Virei de costas me sentindo ridícula. Fiquei muito chateada. Ela tentou me abraçar, mas eu não deixei.

– Então, somos namoradas? Vem cá, Olívia. Desculpa, vai. – Ela não parava de rir. O que me deixava com mais raiva.

– É… Eu achava que…

Ela diminuía sorriso nos lábios até reduzir a algo quase imperceptível.

– É, eu também acho que somos namoradas… Sabe por que você não deve se incomodar com Leonor? – Olhei para ela, de cara fechada, mas não respondi nada. – Porque eu digo a ela que sou apaixonada por você e que há muito tempo não me sentia tão feliz. Essa felicidade quem está me dando é você, Olívia.

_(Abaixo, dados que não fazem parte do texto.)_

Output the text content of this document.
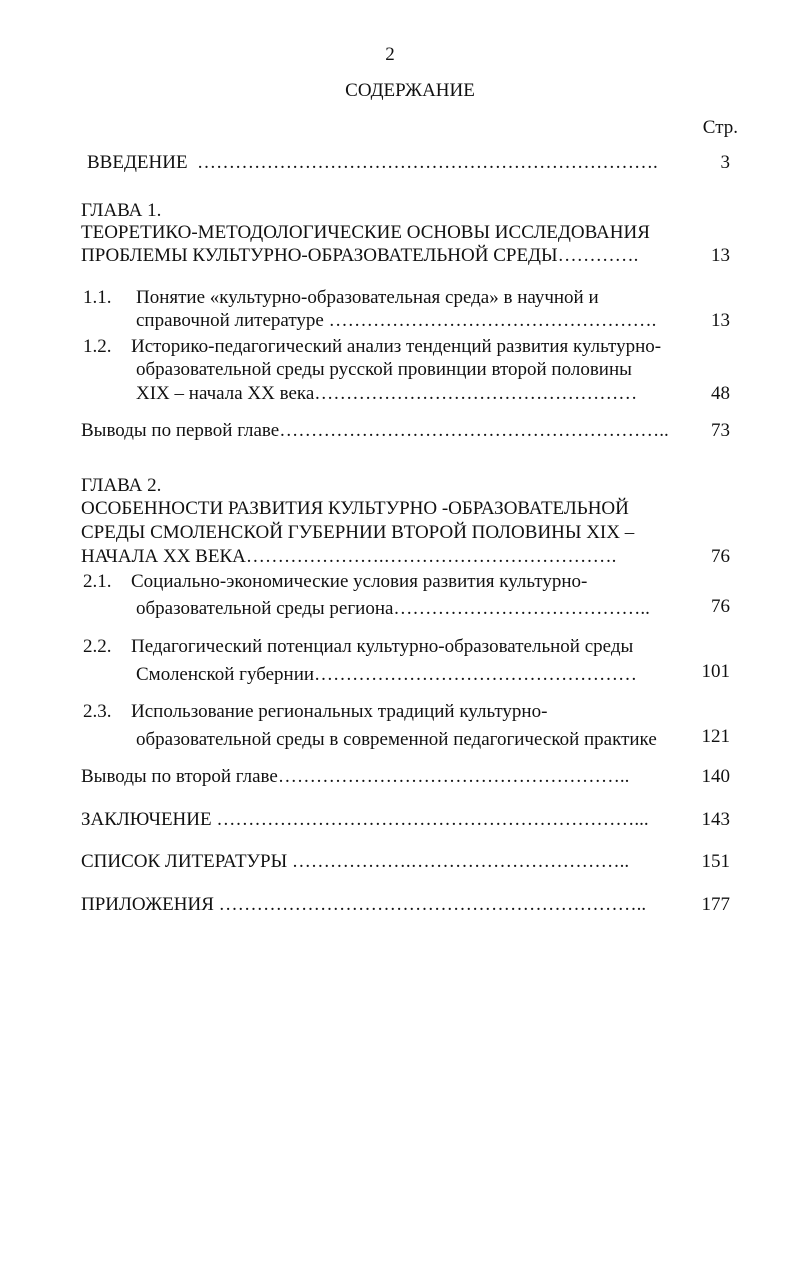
2
СОДЕРЖАНИЕ
Стр.
ВВЕДЕНИЕ ……………………………………………………………….	3
ГЛАВА 1.
ТЕОРЕТИКО-МЕТОДОЛОГИЧЕСКИЕ ОСНОВЫ ИССЛЕДОВАНИЯ
ПРОБЛЕМЫ КУЛЬТУРНО-ОБРАЗОВАТЕЛЬНОЙ СРЕДЫ………….	13
1.1. Понятие «культурно-образовательная среда» в научной и
справочной литературе …………………………………………….	13
1.2. Историко-педагогический анализ тенденций развития культурно-
образовательной среды русской провинции второй половины
XIX – начала XX века……………………………………………	48
Выводы по первой главе……………………………………………………..	73
ГЛАВА 2.
ОСОБЕННОСТИ РАЗВИТИЯ КУЛЬТУРНО -ОБРАЗОВАТЕЛЬНОЙ
СРЕДЫ СМОЛЕНСКОЙ ГУБЕРНИИ ВТОРОЙ ПОЛОВИНЫ XIX –
НАЧАЛА XX ВЕКА………………….……………………………….	76
2.1. Социально-экономические условия развития культурно-
образовательной среды региона…………………………………..	76
2.2. Педагогический потенциал культурно-образовательной среды
Смоленской губернии……………………………………………	101
2.3. Использование региональных традиций культурно-
образовательной среды в современной педагогической практике	121
Выводы по второй главе………………………………………………..	140
ЗАКЛЮЧЕНИЕ …………………………………………………………...	143
СПИСОК ЛИТЕРАТУРЫ ……………….……………………………..	151
ПРИЛОЖЕНИЯ …………………………………………………………..	177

Ela sabia como me quebrar. Ah, como sabia! Fiquei toda boba com as palavras dela e novamente a abracei.

– Vai ficar sozinha amanhã, mesmo?

– Uhum. – Respondeu me beijando.

– Eu venho ficar com você.

– Não precisa, Olívia. Eu estava brincando com você. Não fico insegura por estar sozinha. Além do mais, sei que amanhã você sai tarde do clube. Não quero que você venha, tarde da noite pela estrada.

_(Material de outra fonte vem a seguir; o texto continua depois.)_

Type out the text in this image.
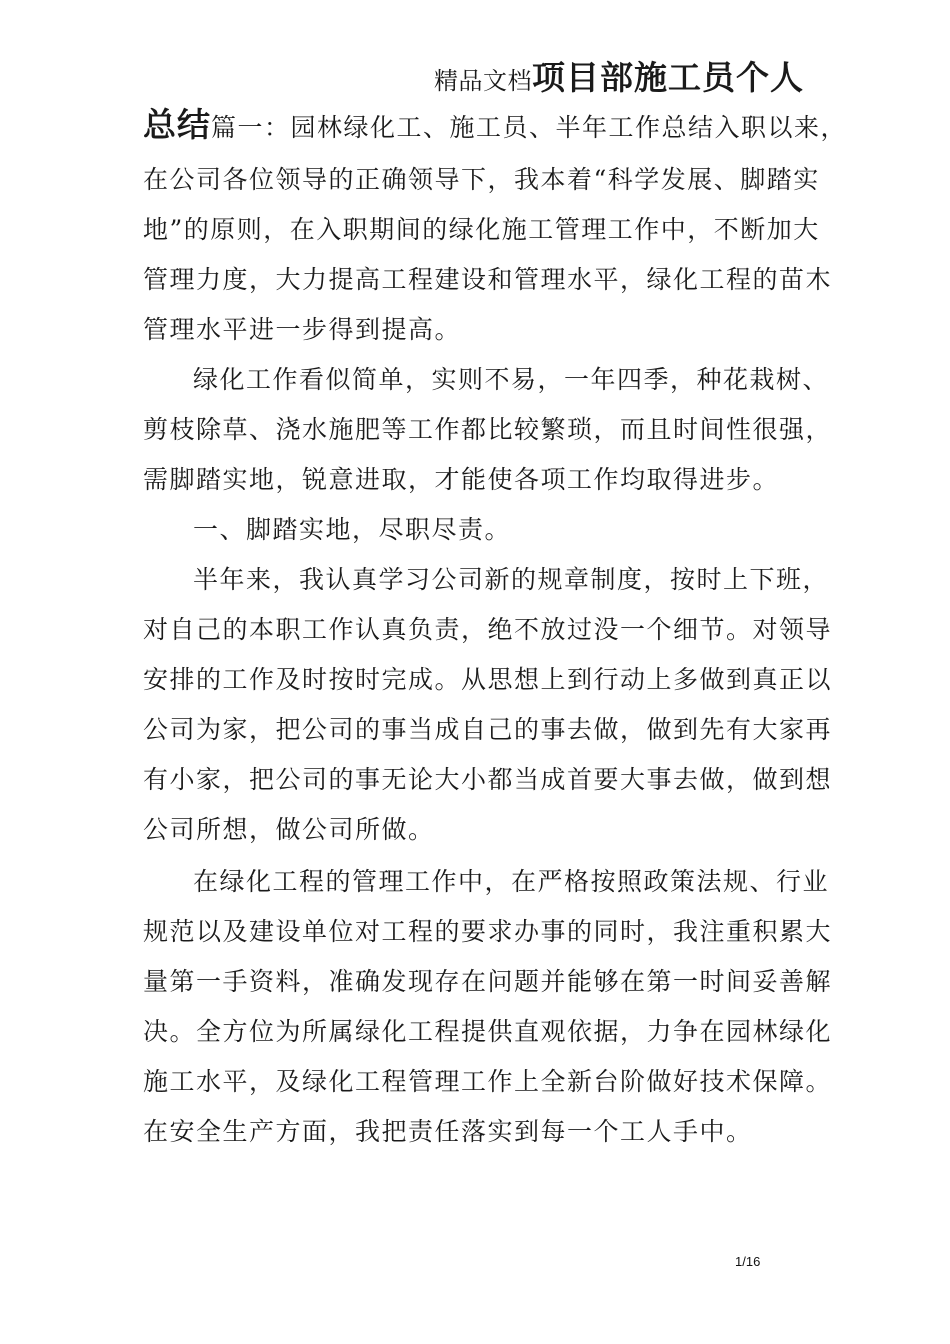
精品文档项目部施工员个人
总结篇一：园林绿化工、施工员、半年工作总结入职以来，
在公司各位领导的正确领导下，我本着“科学发展、脚踏实
地”的原则，在入职期间的绿化施工管理工作中，不断加大
管理力度，大力提高工程建设和管理水平，绿化工程的苗木
管理水平进一步得到提高。
绿化工作看似简单，实则不易，一年四季，种花栽树、
剪枝除草、浇水施肥等工作都比较繁琐，而且时间性很强，
需脚踏实地，锐意进取，才能使各项工作均取得进步。
一、脚踏实地，尽职尽责。
半年来，我认真学习公司新的规章制度，按时上下班，
对自己的本职工作认真负责，绝不放过没一个细节。对领导
安排的工作及时按时完成。从思想上到行动上多做到真正以
公司为家，把公司的事当成自己的事去做，做到先有大家再
有小家，把公司的事无论大小都当成首要大事去做，做到想
公司所想，做公司所做。
在绿化工程的管理工作中，在严格按照政策法规、行业
规范以及建设单位对工程的要求办事的同时，我注重积累大
量第一手资料，准确发现存在问题并能够在第一时间妥善解
决。全方位为所属绿化工程提供直观依据，力争在园林绿化
施工水平，及绿化工程管理工作上全新台阶做好技术保障。
在安全生产方面，我把责任落实到每一个工人手中。
1/16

– Que nada. São só vinte minutos depois que a gente sai da cidade. Além do mais, eu não perderia a oportunidade de dormir agarradinha com você.

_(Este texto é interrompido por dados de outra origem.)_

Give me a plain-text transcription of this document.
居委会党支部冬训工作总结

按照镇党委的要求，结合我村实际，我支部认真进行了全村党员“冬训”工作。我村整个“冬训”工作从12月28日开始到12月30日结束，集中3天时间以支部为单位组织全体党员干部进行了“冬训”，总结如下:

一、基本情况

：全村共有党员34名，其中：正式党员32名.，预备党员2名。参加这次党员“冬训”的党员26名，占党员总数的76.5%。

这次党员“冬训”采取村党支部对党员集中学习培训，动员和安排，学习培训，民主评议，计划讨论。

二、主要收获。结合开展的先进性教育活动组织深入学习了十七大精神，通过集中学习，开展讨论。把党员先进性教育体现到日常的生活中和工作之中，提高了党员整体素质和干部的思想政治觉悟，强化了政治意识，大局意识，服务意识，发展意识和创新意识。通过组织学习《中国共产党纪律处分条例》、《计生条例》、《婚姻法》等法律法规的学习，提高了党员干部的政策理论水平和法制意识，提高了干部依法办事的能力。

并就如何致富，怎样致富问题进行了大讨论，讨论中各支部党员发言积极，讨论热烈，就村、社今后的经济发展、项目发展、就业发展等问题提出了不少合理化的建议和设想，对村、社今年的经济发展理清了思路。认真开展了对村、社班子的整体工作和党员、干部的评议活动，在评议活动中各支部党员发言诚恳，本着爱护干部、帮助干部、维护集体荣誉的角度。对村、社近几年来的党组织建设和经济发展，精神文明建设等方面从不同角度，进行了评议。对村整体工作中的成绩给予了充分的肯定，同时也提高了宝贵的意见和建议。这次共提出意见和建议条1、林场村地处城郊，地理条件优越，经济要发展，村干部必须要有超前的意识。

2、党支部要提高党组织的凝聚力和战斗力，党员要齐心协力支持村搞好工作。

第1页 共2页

– Mmm… Só dormir agarradinha?

Eva me deu um beijo breve e me sorriu com jeito de sacana. Eu devolvi o sorriso. Fiquei feliz em presenciar esta mudança que acontecia um pouco mais, a cada dia.  Dessa vez, fui eu que segurei sua nuca e beijei com vontade.

– Mmm. Interessante a resposta.

Ela voltou a me beijar, passando as mãos por baixo da blusa, acariciando minha pele e me puxando para a cama. Eu segurei seu movimento. Se bem nos conhecia, depois que a gente deitasse ali, não sairíamos tão cedo.